As the anniversary of last year’s deadly ethnic rioting in Urumqi approaches, thousands of surveillance cameras have been installed across the city as part of a security clampdown that has also seen Xinjiang recruit 5,000 more police. The cameras, which have ‘riot-proof’ casings, have been installed at bus stops, schools, shopping malls and in more than 4,000 other public places in Urumqi, according to Xinhua. More than 3,000 buses have also been fitted with the cameras, which are being monitored by police around the clock.
The clashes between local Uighurs and Han Chinese on July 5 last year left 197 people dead and more than 1,700 injured, the most serious outbreak of violence in decades in China’s restive western reaches. Police in the city have been conducting drills over the past month to deal with a possible similar recurrence of trouble, and have launched a crackdown in recent weeks on what is described as violent crime, stepping up street patrols and vehicle searches.
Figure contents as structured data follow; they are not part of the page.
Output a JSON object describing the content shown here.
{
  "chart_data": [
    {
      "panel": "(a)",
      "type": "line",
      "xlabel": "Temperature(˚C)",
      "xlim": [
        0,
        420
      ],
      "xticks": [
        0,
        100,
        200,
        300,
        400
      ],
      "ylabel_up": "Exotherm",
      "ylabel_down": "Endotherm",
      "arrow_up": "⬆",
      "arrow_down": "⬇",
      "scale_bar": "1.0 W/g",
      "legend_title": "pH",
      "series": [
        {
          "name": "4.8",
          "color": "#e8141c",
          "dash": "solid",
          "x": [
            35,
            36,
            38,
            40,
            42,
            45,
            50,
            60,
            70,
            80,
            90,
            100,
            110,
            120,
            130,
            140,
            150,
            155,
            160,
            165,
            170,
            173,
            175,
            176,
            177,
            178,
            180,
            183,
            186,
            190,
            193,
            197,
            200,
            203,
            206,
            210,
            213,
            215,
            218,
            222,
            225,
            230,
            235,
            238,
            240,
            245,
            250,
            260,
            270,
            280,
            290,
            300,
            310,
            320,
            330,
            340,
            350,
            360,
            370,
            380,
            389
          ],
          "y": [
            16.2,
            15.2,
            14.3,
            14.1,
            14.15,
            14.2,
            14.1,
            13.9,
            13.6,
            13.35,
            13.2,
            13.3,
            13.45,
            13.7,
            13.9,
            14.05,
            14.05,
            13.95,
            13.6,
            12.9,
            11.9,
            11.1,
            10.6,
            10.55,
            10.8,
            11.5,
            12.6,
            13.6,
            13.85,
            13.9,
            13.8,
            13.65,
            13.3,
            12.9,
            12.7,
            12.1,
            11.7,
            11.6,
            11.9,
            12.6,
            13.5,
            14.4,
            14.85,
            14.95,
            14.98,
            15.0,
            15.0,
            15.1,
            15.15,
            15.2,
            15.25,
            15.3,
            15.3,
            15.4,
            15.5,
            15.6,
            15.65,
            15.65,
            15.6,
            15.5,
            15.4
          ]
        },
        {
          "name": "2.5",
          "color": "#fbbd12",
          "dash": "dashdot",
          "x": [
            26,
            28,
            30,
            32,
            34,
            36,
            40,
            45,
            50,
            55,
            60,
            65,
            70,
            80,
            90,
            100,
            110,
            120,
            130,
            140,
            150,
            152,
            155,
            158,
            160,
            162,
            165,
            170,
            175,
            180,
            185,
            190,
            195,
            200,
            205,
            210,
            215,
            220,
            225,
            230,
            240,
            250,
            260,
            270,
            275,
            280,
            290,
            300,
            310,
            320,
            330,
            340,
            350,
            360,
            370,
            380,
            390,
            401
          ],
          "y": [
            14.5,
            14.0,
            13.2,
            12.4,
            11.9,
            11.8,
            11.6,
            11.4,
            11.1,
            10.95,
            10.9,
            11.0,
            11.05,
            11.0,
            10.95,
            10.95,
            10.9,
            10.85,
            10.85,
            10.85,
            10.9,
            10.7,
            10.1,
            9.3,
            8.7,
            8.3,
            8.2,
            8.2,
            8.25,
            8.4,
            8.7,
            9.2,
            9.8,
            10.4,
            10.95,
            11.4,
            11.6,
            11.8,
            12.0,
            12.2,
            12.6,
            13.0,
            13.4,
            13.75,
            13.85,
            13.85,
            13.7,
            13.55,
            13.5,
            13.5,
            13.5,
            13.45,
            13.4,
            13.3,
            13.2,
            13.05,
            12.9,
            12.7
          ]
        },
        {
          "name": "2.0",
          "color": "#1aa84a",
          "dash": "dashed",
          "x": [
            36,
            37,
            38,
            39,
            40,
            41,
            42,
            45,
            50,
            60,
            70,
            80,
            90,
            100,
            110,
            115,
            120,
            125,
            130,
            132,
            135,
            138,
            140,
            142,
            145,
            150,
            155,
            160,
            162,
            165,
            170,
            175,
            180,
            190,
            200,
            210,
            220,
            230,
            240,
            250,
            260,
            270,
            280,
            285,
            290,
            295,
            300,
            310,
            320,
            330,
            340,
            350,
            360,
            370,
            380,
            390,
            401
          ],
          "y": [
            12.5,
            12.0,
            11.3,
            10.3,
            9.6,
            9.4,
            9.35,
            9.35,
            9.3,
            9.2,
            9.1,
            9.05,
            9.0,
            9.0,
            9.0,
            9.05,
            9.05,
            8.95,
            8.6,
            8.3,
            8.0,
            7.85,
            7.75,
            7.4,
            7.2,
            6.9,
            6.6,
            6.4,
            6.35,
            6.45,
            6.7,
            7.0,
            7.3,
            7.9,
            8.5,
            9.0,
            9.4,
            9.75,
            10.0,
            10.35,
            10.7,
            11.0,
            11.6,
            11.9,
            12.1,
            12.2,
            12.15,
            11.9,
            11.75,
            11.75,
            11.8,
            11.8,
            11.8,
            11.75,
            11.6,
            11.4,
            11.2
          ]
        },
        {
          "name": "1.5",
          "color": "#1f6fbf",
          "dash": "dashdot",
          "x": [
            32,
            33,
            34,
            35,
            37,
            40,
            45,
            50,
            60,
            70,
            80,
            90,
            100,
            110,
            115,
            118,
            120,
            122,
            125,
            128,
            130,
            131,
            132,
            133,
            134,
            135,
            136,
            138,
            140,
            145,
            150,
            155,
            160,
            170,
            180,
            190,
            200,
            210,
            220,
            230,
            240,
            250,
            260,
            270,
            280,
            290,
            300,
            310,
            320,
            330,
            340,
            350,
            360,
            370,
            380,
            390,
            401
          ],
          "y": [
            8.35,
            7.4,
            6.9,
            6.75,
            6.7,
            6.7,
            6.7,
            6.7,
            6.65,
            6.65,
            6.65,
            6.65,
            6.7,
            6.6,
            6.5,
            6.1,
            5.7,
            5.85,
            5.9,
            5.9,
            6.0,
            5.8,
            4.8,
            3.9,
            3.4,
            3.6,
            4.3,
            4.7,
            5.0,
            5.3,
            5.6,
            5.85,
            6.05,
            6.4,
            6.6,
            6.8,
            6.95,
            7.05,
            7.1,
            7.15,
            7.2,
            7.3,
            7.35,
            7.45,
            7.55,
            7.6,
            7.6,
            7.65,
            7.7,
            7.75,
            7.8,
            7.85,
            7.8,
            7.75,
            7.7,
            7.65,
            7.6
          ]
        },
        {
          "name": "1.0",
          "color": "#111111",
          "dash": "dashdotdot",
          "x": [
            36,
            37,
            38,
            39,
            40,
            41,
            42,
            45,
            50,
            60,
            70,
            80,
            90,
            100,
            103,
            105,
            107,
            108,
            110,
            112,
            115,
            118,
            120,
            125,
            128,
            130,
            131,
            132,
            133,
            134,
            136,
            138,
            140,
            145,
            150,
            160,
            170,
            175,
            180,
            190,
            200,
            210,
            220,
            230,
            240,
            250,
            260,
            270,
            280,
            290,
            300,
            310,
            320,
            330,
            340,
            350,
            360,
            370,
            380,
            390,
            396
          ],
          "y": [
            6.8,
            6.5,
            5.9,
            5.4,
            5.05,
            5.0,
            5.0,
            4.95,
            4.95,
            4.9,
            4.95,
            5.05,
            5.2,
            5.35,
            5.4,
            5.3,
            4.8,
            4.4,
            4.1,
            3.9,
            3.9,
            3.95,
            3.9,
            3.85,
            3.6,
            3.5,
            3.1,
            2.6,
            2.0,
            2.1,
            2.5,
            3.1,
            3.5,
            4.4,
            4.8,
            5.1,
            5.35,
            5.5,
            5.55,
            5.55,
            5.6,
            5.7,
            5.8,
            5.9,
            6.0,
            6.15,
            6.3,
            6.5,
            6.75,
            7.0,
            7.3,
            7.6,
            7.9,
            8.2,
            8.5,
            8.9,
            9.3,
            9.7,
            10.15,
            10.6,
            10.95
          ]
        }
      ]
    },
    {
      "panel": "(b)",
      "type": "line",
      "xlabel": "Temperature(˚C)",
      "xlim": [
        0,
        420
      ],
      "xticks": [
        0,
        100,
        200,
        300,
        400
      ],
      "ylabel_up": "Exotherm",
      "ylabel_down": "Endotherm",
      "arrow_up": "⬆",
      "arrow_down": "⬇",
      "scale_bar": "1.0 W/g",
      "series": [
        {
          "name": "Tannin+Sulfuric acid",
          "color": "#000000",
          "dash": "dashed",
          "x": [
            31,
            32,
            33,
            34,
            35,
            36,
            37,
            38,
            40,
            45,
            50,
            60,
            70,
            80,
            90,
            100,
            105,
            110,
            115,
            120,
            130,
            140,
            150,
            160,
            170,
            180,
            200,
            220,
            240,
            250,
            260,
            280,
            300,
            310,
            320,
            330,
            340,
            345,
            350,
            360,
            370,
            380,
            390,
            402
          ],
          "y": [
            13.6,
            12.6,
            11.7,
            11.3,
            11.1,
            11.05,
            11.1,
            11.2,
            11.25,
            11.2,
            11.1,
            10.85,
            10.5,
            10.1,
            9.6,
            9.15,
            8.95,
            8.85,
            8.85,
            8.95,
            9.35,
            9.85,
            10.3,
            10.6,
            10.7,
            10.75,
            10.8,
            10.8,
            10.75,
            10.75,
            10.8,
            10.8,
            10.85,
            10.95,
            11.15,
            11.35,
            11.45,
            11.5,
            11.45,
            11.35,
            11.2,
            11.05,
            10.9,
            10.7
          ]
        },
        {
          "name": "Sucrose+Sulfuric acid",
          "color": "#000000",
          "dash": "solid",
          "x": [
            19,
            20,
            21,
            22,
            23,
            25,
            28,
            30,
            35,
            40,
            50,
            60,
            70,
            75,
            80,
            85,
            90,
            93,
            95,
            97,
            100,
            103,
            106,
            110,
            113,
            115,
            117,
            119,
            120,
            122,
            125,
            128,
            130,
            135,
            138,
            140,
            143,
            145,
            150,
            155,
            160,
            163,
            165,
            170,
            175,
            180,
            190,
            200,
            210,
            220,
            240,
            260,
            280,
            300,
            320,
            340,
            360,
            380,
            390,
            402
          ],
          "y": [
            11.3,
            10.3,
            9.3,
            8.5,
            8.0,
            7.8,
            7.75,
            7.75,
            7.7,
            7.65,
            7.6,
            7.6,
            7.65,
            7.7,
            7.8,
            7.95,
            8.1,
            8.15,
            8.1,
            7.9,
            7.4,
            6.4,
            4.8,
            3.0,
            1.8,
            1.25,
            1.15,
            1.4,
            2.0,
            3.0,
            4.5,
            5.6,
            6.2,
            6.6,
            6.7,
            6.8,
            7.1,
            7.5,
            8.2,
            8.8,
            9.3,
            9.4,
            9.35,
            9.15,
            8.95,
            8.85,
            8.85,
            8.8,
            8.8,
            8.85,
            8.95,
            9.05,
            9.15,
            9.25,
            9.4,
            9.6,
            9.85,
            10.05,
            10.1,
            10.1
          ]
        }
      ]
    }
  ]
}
This seems to have included the break up of a group that is said to have planned terrorist attacks in southern Xinjiang last year around the time of the Beijing Olympics and which were behind the attack on a police station in Kashgar in 2008. Authorities linked the group to the banned East Turkestan Islamic Movement, a nebulous pro-independence organization long vilified as a terrorist group by Beijing.
At the same time a propaganda campaign is underway to promote the plans for economic development in the natural-resource-rich province announced earlier this year. Authorities are determined the anniversary will pass without significant disturbance but relations between the Turkic-speaking Uighurs and the Han Chinese newcomers remain tense, and unsettling for Beijing.